When they start the tool, the user selects from a list of symptoms in everyday language. In testing, young people told us that even just going through the list validates their feelings and helps them understand they’re not alone. It also encourages self-reflection.

‘It reassures you that there is always someone looking out for you,’ one user said during testing.

 

ReachOut NextStep gives the user options, and shows them next steps.

Give me a place to start and show me what’s next: ReachOut NextStep

ReachOut NextStep aims to make navigating the mental health system easier – that’s why it starts by getting to know the user and asking them to narrow down their needs. Early on, the user is given a place to start: they choose what they’d like to deal with first from a shortlist of what they’ve said is going on for them. We don’t rank them because only the user will know what issue they’re ready to work on.

Later in the process, ReachOut NextStep recommends the best support option but it also gives a choice, because young people have told us that’s what suits them. NextStep helps them feel prepared and know what to expect if they were to take up the option, and it makes it easy for them to connect by including stories, stats, practical tips and even a PDF download of their recommendations.

‘It is more specific to your situation. It doesn’t overblow it or underestimate it – it gives you exactly what you need,’ said one user.

 

The Toolbox helps young people first identify their wellbeing goals, then recommends apps and tools that can help.

Help me to define my goal(s) and my approach to achieving it: The Toolbox

The Toolbox responds to young people’s needs by recommending apps that can help them achieve wellbeing goals. The UX research process for this tool involved initial co-design workshops followed by a diary study, workshop and follow-up one-on-one interviews.

This process guided The Toolbox to become more than just a list of apps: a guided quiz component helps young people define their wellbeing goals and receive tailored app recommendations.

‘I found that I kept coming to a point where I was lost, I didn’t know the next step and I found that … this website or app would be the solution to the next step,’ said one participant.

 

Validate my experience: ReachOut Parents

More than 1000 parents of teenagers informed the design of ReachOut Parents, which helps parents support their teenagers through everyday issues and tough times. Parents told us they don’t want to be patronised or made to feel like ‘bad parents’. Not only that, they said there’s a fine line between providing support and giving unwanted advice. So, like ReachOut NextStep, we built in options so that parents can choose strategies and help that suits them. Most importantly, the service recognises the expertise of parents and shows them that they’re not alone in what they’re going through.

‘You’re not always looking for a solution; you’re looking for support and an alternative, and for someone to say: “You’re a good parent. You may not feel like it, but you are,”’ said one parent.

 

ReachOut Parents separates topics into ‘help me understand’ and ‘things to try’ so that parents can easily find what they need.

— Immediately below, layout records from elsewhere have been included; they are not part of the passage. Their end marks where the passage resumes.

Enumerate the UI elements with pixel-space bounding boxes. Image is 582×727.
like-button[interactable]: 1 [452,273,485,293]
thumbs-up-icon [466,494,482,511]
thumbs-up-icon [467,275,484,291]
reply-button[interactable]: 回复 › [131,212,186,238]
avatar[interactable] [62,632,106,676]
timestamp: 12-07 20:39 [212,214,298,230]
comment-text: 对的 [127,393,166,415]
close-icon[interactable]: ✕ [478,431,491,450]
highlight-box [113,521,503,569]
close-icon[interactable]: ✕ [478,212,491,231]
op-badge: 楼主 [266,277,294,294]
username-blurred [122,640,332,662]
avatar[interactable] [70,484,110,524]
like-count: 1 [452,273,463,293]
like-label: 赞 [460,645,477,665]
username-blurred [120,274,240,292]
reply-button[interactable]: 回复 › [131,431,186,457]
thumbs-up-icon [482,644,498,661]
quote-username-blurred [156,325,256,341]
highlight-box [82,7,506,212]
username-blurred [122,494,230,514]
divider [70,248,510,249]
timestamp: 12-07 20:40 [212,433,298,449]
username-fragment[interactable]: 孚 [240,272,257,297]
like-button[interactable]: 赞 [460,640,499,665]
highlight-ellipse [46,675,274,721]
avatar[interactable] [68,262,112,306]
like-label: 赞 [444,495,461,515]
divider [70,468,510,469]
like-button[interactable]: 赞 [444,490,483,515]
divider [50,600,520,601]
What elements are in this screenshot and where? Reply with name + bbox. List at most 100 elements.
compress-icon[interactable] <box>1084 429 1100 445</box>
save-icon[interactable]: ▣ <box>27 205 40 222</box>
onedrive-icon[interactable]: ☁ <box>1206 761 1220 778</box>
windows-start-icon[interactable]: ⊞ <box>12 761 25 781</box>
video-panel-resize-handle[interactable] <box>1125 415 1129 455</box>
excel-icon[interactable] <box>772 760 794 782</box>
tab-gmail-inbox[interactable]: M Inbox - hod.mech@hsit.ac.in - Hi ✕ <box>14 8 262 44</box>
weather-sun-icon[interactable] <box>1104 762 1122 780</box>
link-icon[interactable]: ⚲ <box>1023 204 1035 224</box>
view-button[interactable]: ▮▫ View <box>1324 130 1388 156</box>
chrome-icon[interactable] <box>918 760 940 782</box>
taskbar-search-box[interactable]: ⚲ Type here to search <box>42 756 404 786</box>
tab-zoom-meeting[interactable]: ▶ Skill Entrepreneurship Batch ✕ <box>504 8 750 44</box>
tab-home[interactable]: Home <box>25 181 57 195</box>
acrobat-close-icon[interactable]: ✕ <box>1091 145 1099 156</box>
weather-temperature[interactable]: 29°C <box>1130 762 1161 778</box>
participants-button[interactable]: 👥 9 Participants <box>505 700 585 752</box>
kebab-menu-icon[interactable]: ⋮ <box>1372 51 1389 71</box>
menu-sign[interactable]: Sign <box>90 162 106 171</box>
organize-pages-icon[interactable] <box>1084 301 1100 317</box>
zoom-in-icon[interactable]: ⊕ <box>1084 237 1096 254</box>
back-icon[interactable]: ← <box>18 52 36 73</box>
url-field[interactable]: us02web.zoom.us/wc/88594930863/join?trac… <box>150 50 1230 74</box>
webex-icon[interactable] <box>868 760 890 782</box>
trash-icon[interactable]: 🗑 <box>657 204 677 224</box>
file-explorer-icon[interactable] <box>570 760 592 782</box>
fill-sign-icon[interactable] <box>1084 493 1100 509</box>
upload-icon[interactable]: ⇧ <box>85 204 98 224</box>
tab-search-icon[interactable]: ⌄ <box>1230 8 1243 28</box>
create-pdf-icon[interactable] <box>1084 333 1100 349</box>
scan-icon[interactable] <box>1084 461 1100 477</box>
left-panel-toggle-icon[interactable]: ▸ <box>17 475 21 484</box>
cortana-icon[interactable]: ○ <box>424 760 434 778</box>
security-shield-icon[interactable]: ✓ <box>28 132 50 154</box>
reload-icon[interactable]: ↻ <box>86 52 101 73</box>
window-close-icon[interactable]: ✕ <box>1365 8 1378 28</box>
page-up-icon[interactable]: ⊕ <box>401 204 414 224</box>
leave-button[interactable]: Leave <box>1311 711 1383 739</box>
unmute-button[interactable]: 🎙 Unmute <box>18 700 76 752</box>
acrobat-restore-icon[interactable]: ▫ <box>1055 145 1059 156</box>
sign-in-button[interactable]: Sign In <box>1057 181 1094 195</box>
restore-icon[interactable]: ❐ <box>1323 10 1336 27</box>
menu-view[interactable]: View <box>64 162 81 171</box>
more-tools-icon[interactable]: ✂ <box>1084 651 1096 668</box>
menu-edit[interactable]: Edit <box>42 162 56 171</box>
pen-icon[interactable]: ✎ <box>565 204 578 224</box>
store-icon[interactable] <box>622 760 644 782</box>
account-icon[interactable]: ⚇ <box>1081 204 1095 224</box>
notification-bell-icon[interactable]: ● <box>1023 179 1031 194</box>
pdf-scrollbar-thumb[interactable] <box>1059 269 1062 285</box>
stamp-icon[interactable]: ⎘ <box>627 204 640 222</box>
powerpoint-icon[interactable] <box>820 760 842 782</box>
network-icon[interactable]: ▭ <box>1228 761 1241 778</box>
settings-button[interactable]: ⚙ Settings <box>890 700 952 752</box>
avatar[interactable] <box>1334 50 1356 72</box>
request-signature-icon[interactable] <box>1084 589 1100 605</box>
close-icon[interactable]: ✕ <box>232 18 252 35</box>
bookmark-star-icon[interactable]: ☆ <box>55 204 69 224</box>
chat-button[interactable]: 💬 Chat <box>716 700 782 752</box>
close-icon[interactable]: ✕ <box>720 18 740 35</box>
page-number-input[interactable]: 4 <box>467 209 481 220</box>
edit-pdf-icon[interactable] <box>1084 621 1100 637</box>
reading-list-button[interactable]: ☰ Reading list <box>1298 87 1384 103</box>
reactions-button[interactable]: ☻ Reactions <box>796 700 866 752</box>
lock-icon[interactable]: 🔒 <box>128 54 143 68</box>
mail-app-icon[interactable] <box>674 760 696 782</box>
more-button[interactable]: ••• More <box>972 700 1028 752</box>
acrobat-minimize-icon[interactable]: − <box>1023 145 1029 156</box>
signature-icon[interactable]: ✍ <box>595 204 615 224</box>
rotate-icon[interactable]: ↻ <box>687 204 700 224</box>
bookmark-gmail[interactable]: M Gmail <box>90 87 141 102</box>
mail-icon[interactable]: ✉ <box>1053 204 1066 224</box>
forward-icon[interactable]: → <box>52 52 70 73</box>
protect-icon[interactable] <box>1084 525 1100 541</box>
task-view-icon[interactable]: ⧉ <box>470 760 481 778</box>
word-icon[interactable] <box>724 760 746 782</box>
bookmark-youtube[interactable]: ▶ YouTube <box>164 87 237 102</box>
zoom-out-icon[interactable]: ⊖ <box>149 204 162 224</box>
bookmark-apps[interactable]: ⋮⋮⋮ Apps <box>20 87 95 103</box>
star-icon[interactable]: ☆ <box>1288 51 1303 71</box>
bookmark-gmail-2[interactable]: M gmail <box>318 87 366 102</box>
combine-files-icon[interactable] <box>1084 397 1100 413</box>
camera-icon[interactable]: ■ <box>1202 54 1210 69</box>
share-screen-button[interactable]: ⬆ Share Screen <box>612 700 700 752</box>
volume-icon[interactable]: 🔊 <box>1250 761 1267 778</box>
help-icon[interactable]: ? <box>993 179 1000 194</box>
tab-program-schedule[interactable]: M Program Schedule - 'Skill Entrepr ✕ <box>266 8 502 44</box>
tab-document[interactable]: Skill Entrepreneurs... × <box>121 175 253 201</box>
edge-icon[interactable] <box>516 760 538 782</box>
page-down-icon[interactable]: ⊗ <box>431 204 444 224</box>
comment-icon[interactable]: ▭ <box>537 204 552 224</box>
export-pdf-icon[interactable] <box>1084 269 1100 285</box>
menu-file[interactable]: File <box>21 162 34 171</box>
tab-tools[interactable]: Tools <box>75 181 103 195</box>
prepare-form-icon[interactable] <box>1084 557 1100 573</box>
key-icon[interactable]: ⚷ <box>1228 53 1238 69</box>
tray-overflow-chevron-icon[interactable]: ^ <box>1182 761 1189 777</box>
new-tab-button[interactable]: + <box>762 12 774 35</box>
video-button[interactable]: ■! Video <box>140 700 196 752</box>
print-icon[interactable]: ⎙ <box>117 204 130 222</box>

Help me understand what my child is experiencing and give me practical strategies: ReachOut Parents

This one’s pretty simple: parents want an insight into what their teenager is going through, then they want a practical way to help. These goals informed how content is organised on the site, separating topics into ‘help me understand’ and ‘things to try’ so that parents can easily find what they need.

 

These insights are just a few of hundreds that inform our services. They were drawn from a series of presentations made by our research team, who regularly share their knowledge with service providers around the country:

  • ReachOut Parents, presented to the Australian Institute of Family Studies by Victoria Blake, Research Manager.
  • ReachOut NextStep, presented to TheMHS Conference by Victoria Blake, Research Manager.
  • The Toolbox, presented to the University of Western Sydney by Gill Vogl, former Research Manager.